Pearcey's own sons, Jeremy and David, now 37 and 36, respectively, worked at the cemetery growing up, cutting the grass, trimming and weeding. Tragically, their mother, Kathy Pearcey, Ronald's first wife, died in 1995 from complications related to diabetes and rests at cemetery.
Shortly after Maceron's funeral, another baseball story began, albeit, a much happier one, directly across the street from Mount Olivet. The minor league Frederick Keys moved into the new Harry Grove Stadium.
Not coincendentally it turns out, the two dozen plots closest to the ballpark, space that had been sitting idle for years, sold immediately, Pearcey said.
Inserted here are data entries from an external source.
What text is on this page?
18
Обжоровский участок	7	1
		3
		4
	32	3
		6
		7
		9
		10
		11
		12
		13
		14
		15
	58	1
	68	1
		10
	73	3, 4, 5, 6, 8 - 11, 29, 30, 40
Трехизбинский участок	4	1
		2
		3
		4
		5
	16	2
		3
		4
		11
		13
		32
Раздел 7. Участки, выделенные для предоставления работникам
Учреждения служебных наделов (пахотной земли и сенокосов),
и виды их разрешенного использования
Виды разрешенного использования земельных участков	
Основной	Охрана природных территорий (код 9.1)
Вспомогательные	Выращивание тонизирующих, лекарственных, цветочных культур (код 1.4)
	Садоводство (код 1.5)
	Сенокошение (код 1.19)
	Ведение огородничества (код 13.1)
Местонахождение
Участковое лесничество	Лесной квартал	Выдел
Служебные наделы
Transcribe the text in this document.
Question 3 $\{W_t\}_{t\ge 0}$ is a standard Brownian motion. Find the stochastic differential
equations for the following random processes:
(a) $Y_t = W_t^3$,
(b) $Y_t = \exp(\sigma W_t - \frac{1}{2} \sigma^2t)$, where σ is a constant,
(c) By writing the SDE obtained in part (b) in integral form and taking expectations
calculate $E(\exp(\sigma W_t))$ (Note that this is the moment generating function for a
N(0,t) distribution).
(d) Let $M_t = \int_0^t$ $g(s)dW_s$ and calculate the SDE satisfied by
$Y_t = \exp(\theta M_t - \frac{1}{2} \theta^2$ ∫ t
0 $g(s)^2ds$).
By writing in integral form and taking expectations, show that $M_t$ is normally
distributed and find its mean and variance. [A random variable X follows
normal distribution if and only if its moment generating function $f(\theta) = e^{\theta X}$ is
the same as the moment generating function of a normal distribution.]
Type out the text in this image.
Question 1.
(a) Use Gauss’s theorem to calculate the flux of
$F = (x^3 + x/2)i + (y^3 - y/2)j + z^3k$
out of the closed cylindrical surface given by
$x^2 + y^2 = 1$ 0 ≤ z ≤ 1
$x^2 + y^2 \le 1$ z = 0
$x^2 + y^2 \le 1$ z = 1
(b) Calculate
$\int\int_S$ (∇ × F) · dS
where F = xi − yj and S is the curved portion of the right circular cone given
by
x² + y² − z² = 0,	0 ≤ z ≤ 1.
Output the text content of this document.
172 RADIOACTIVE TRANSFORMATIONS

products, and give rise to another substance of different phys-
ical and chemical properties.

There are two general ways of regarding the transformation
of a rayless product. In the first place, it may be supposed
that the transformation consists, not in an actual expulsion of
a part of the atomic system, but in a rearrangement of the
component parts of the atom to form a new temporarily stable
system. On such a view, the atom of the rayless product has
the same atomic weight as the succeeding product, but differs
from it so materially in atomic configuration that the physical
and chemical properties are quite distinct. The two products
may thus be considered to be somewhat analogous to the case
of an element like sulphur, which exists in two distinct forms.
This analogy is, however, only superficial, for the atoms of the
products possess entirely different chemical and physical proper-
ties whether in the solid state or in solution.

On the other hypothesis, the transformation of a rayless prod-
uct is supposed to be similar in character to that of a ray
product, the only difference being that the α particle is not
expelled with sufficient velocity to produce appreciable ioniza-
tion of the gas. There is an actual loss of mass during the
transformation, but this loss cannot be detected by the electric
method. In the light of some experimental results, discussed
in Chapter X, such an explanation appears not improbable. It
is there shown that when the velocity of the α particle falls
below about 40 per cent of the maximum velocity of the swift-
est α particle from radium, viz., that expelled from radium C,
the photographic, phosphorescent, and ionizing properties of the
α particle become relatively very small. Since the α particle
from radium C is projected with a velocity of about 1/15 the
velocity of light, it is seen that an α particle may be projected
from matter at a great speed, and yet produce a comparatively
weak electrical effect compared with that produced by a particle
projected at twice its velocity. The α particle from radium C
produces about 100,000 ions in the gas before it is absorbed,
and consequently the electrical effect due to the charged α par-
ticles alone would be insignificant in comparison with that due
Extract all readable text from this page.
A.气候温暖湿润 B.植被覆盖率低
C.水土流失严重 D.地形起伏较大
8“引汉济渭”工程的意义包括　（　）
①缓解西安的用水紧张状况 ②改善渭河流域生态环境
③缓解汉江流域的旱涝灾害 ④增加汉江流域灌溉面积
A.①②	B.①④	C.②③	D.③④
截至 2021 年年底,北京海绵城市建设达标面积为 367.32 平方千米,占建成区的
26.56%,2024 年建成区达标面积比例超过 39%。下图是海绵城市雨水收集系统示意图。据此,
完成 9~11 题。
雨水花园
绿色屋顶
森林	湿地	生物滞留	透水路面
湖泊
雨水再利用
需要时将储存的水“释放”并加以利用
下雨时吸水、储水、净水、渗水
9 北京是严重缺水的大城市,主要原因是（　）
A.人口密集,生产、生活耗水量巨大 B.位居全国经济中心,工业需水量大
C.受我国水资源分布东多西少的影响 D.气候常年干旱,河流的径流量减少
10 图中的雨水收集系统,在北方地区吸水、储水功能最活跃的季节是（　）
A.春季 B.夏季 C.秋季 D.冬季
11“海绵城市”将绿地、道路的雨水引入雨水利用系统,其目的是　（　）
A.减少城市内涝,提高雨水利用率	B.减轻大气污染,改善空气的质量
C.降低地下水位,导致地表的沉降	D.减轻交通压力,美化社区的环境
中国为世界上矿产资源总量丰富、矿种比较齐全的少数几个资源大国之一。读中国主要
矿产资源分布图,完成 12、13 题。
Longtime American Legion baseball coach Harold E. "Sonny" Blank, whose teams played on the previous field, is buried within a good throw of the ticket office. He even has a baseball diamond and batter on his tombstone -- designed by Pearcey.
"You know, they play the national anthem before every game and Francis Scott Key is buried less than a quarter mile from the stadium," Pearcey said. "And no other place can say that.
"The other thing, if you notice, is that his right hand on the top of the statute, which was built in 1898, points exactly to where the home plate sits. I think that's kind of interesting."